We read with interest the paper by Kanner et
al [1] on postictal psychiatric symptoms (PPS) in patients affected by
refractory partial epilepsy presenting as single or clusters of
symptoms. Those symptoms mimic those of an anxiety, depressive, or psychotic acute
disorder. [2]
We report the case of a 58-year-old male affected by complex partial
seizures resistant to antiepileptic drugs. He had a prior history of
febrile seizures with focal signs (right hemiparesis). Since the age of
29, he had temporal lobe epilepsy. At the time of our
observation, he suffered from about six seizures per month despite treatment
with carbamazepine (1200 mg/day) and lamotrigine (300 mg/day). MRI
revealed a left hippocampal sclerosis.
Upon admission, he was polite which matched the description given
by the referring physician. During a prolonged video-EEG monitoring (16-
channels system), we observed a
complex partial seizure with motor arrest and staring followed by
oroalimentary automatisms and autonomic symptoms lasting about 1 minute.
Electroencephalographic recordings showed epileptic activity starting from
the left anterior temporal region characterized by low-amplitude fast
activity, early spreading to contralateral regions and then to all the
scalp recording electrodes. The ictal symptoms were followed by postictal
confusion lasting about 3-4 minutes, corresponding to a moderate increase
in the interictal left fronto-temporal epileptiform activity.
After this
post-ictal confusion period, his behavior abruptly changed and was characterized by anxiety, depression and hypomaniac symptoms. He became agitated, rude and worried about his health. He refused further exams and
quarreled loudly with technicians and nurses. EEG recording
during this period showed a reduction in the interictal epileptiform
activity up to nearly complete normalization.

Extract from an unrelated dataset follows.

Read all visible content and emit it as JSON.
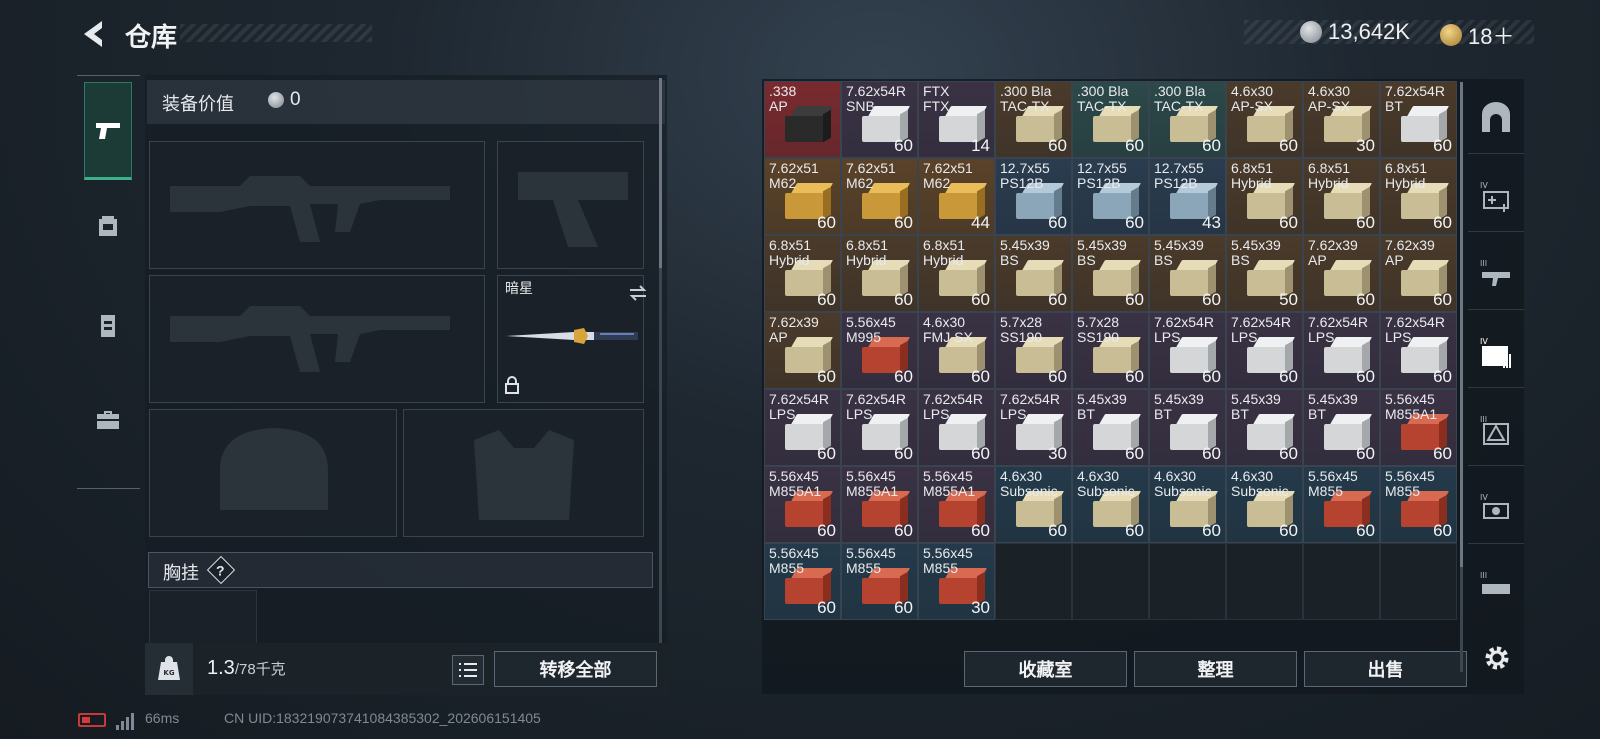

The next day he was again polite and apologized for his previous behavior. PPS remained unclear with respect to their pathogenesis. In our case report, clinical features of PPS and their appearance shortly after
postictal confusion without lucid interval led us to consider a
possible hypothesis equivalent to a “Todd paralysis” engaging
structures in the limbic system and prefrontal cortex. These regulate the emotional status and
behavior or a “forced normalization-like” mechanism
as observed in patients rapidly becoming seizure-free after
introduction of a successful anti-epileptic treatment. [3]
The patient reported episodes of “nervousness and irritability” as causing trouble in his personal relationships. As previously reported (2,4), PPS are very disabling for patients and
their families, often more than ictal symptoms. The prompt recognition of
PPS could lead to appropriate treatment with low-dose
neuroleptic drugs.
References
1. Kanner AM, Soto A, Gross-Kanner H. Prevalence and clinical
characteristics of postictal psychiatric symptoms in partial epilepsy.
Neurology 2004;62:708-713.
2. Kanner AM, Stagno S, Kotagal P, Morris HH. Postictal psychiatric
events during prolonged video-electroencephalographic monitoring studies.
Arch Neurol 1996;53:258-263.
3. Krishnamoorthy ES, Trimble MR, Sander JWAS, Kanner
AM. Forced normalization at the interface between epilepsy and
psychiatry. Epilepsy & Behavior 2002; 303-308.
4. Vickrey BG, Berg AT, Sperling MR, et al. Relationship between
seizure severity and health related quality of life in refractory
localization related epilepsy. Epilepsia 2000;41:760-764.